Can Ford mend the very party from which he tried to run away

The Ontario election is over, and the winner is… populism.

Its anti-establishment broom swept the Progressive Conservatives to victory with 76 seats, and saw the NDP form the official opposition with 40. It blew the Liberals out the door with just seven – while the Green Party gained its first seat in provincial history. It was a sea change years in the making, and one which should shape politics for all parties for years to come.

In retrospect, Ontario’s populist wave started even before the death spiral of erstwhile PC leader Patrick Brown.  It actually may have started with Brown himself, when he won the leadership back in 2015 in defiance of the political establishment of the time. Favoured rival Christine Elliott had received the endorsement of most of the party caucus, former Premier Bill Davis, and – ironically, considering what was to come – former Toronto mayor Rob Ford and future party leader Doug Ford.  Brown reached out to groups who felt ignored by the party brass, including social conservatives and new Canadians.  Under his leadership, the PCs’ first platform was called the “People’s Guarantee”, and while it differed in many respects from the vision presented under Ford, it gave a nod to the populist winds that were blowing into Ontario: lower hydro bills, lower taxes, less government waste.

The subsequent election of Ford as leader cemented the populist theme even further.  In a down-to-the-wire contest, Elliott lost once again, this time to Ford’s anti-establishment pitch. Ford carried this tone throughout the election, railing against not only the Liberal government, but the liberal media, and elites in general. In style, his campaign took a page from that of Donald Trump, emphasizing the leader over the party. On election night, at party headquarters, the branding was all Ford:  the campaign bus sat parked inside the lobby, Ford’s smiling visage towering 15 feet high; the slogan “For the People” graced the podium, nary a PC logo in sight; supporters sported t-shirts emblazoned with “Doug Ford”.  Even the traditional blue and white colour scheme was junked, in favour of red, white and blue.

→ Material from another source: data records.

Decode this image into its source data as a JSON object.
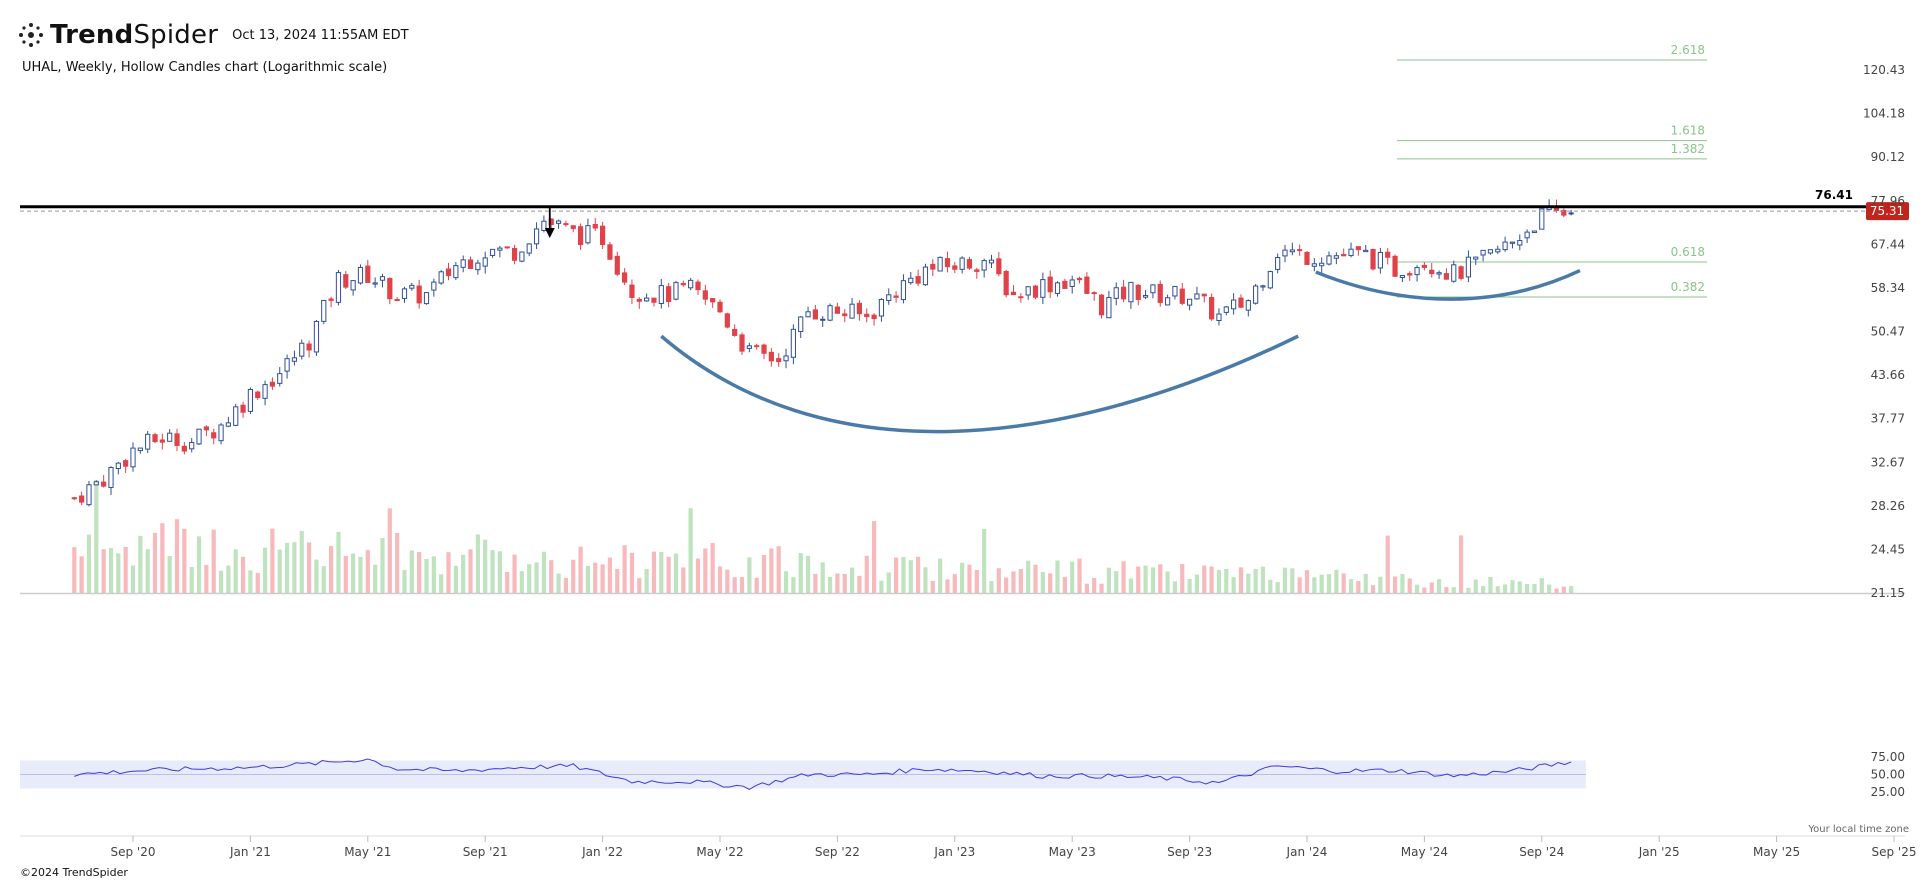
{
  "header": {
    "brand_bold": "Trend",
    "brand_light": "Spider",
    "timestamp": "Oct 13, 2024 11:55AM EDT",
    "subtitle": "UHAL, Weekly, Hollow Candles chart (Logarithmic scale)"
  },
  "footer": {
    "copyright": "©2024 TrendSpider",
    "timezone_note": "Your local time zone"
  },
  "colors": {
    "up": "#2f4f9a",
    "down": "#e0424a",
    "vol_up": "#bfe3bf",
    "vol_down": "#f7b9bb",
    "fib": "#8bc48b",
    "resistance": "#000000",
    "curve": "#4a7aa8",
    "rsi_line": "#3b3bd6",
    "rsi_band": "#e8ebfa",
    "price_badge": "#c0241c"
  },
  "chart_data": {
    "type": "candlestick",
    "symbol": "UHAL",
    "interval": "Weekly",
    "scale": "log",
    "price_axis_ticks": [
      120.43,
      104.18,
      90.12,
      77.96,
      67.44,
      58.34,
      50.47,
      43.66,
      37.77,
      32.67,
      28.26,
      24.45,
      21.15
    ],
    "x_axis_ticks": [
      "Sep '20",
      "Jan '21",
      "May '21",
      "Sep '21",
      "Jan '22",
      "May '22",
      "Sep '22",
      "Jan '23",
      "May '23",
      "Sep '23",
      "Jan '24",
      "May '24",
      "Sep '24",
      "Jan '25",
      "May '25",
      "Sep '25"
    ],
    "resistance_level": 76.41,
    "last_price": 75.31,
    "fib_levels": [
      {
        "label": "2.618",
        "price": 124.5
      },
      {
        "label": "1.618",
        "price": 95.2
      },
      {
        "label": "1.382",
        "price": 89.6
      },
      {
        "label": "0.618",
        "price": 63.6
      },
      {
        "label": "0.382",
        "price": 56.6
      }
    ],
    "annotations": [
      {
        "type": "arrow-down",
        "date": "Nov '21",
        "price": 77.5
      },
      {
        "type": "cup-curve",
        "from": "Mar '22",
        "to": "Dec '23",
        "bottom": 37.2
      },
      {
        "type": "handle-curve",
        "from": "Jan '24",
        "to": "Oct '24",
        "bottom": 57.0
      }
    ],
    "price_path": [
      {
        "date": "2020-07",
        "price": 29
      },
      {
        "date": "2020-08",
        "price": 31
      },
      {
        "date": "2020-09",
        "price": 34
      },
      {
        "date": "2020-10",
        "price": 35.5
      },
      {
        "date": "2020-11",
        "price": 35
      },
      {
        "date": "2020-12",
        "price": 37
      },
      {
        "date": "2021-01",
        "price": 41
      },
      {
        "date": "2021-02",
        "price": 44
      },
      {
        "date": "2021-03",
        "price": 49
      },
      {
        "date": "2021-04",
        "price": 60
      },
      {
        "date": "2021-05",
        "price": 61
      },
      {
        "date": "2021-06",
        "price": 57
      },
      {
        "date": "2021-07",
        "price": 57
      },
      {
        "date": "2021-08",
        "price": 63
      },
      {
        "date": "2021-09",
        "price": 66
      },
      {
        "date": "2021-10",
        "price": 66
      },
      {
        "date": "2021-11",
        "price": 73
      },
      {
        "date": "2021-12",
        "price": 70
      },
      {
        "date": "2022-01",
        "price": 69
      },
      {
        "date": "2022-02",
        "price": 58
      },
      {
        "date": "2022-03",
        "price": 57
      },
      {
        "date": "2022-04",
        "price": 58
      },
      {
        "date": "2022-05",
        "price": 54
      },
      {
        "date": "2022-06",
        "price": 47
      },
      {
        "date": "2022-07",
        "price": 46
      },
      {
        "date": "2022-08",
        "price": 54
      },
      {
        "date": "2022-09",
        "price": 54
      },
      {
        "date": "2022-10",
        "price": 53
      },
      {
        "date": "2022-11",
        "price": 58
      },
      {
        "date": "2022-12",
        "price": 62
      },
      {
        "date": "2023-01",
        "price": 63
      },
      {
        "date": "2023-02",
        "price": 64
      },
      {
        "date": "2023-03",
        "price": 57
      },
      {
        "date": "2023-04",
        "price": 59
      },
      {
        "date": "2023-05",
        "price": 60
      },
      {
        "date": "2023-06",
        "price": 55
      },
      {
        "date": "2023-07",
        "price": 58
      },
      {
        "date": "2023-08",
        "price": 57
      },
      {
        "date": "2023-09",
        "price": 57
      },
      {
        "date": "2023-10",
        "price": 53
      },
      {
        "date": "2023-11",
        "price": 56
      },
      {
        "date": "2023-12",
        "price": 66
      },
      {
        "date": "2024-01",
        "price": 65
      },
      {
        "date": "2024-02",
        "price": 65
      },
      {
        "date": "2024-03",
        "price": 65
      },
      {
        "date": "2024-04",
        "price": 62
      },
      {
        "date": "2024-05",
        "price": 64
      },
      {
        "date": "2024-06",
        "price": 61
      },
      {
        "date": "2024-07",
        "price": 64
      },
      {
        "date": "2024-08",
        "price": 68
      },
      {
        "date": "2024-09",
        "price": 74
      },
      {
        "date": "2024-10",
        "price": 75.31
      }
    ],
    "rsi": {
      "axis_ticks": [
        75.0,
        50.0,
        25.0
      ],
      "band": [
        30,
        70
      ],
      "path": [
        {
          "date": "2020-07",
          "value": 50
        },
        {
          "date": "2020-09",
          "value": 55
        },
        {
          "date": "2020-11",
          "value": 58
        },
        {
          "date": "2021-01",
          "value": 60
        },
        {
          "date": "2021-03",
          "value": 65
        },
        {
          "date": "2021-05",
          "value": 72
        },
        {
          "date": "2021-06",
          "value": 58
        },
        {
          "date": "2021-08",
          "value": 55
        },
        {
          "date": "2021-10",
          "value": 60
        },
        {
          "date": "2021-12",
          "value": 62
        },
        {
          "date": "2022-02",
          "value": 40
        },
        {
          "date": "2022-04",
          "value": 40
        },
        {
          "date": "2022-06",
          "value": 32
        },
        {
          "date": "2022-08",
          "value": 50
        },
        {
          "date": "2022-10",
          "value": 50
        },
        {
          "date": "2022-12",
          "value": 58
        },
        {
          "date": "2023-02",
          "value": 55
        },
        {
          "date": "2023-04",
          "value": 48
        },
        {
          "date": "2023-06",
          "value": 48
        },
        {
          "date": "2023-08",
          "value": 45
        },
        {
          "date": "2023-10",
          "value": 38
        },
        {
          "date": "2023-12",
          "value": 62
        },
        {
          "date": "2024-02",
          "value": 55
        },
        {
          "date": "2024-04",
          "value": 56
        },
        {
          "date": "2024-06",
          "value": 48
        },
        {
          "date": "2024-08",
          "value": 55
        },
        {
          "date": "2024-10",
          "value": 68
        }
      ]
    }
  }
}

At the same time, the NDP mined a populism of their own. Their “Change for the better” theme focused on disenchanted left-leaning voters, including social justice advocates and environmentalists. They appealed to young people, with student-loan forgiveness, and women, with promises of health benefits and low-cost daycare. Their surge can be ascribed to the same base that Bernie Sanders galvanized in the Democrats’ race for the U.S. Presidential nomination in 2016: the “progressive” anti-establishment voter. This appeal paid off most notably in Toronto, where they captured eight seats; their blue-collar base turned out in others, such as Oshawa, Ste Catherines and Hamilton; and their northern vote solidified in several key ridings.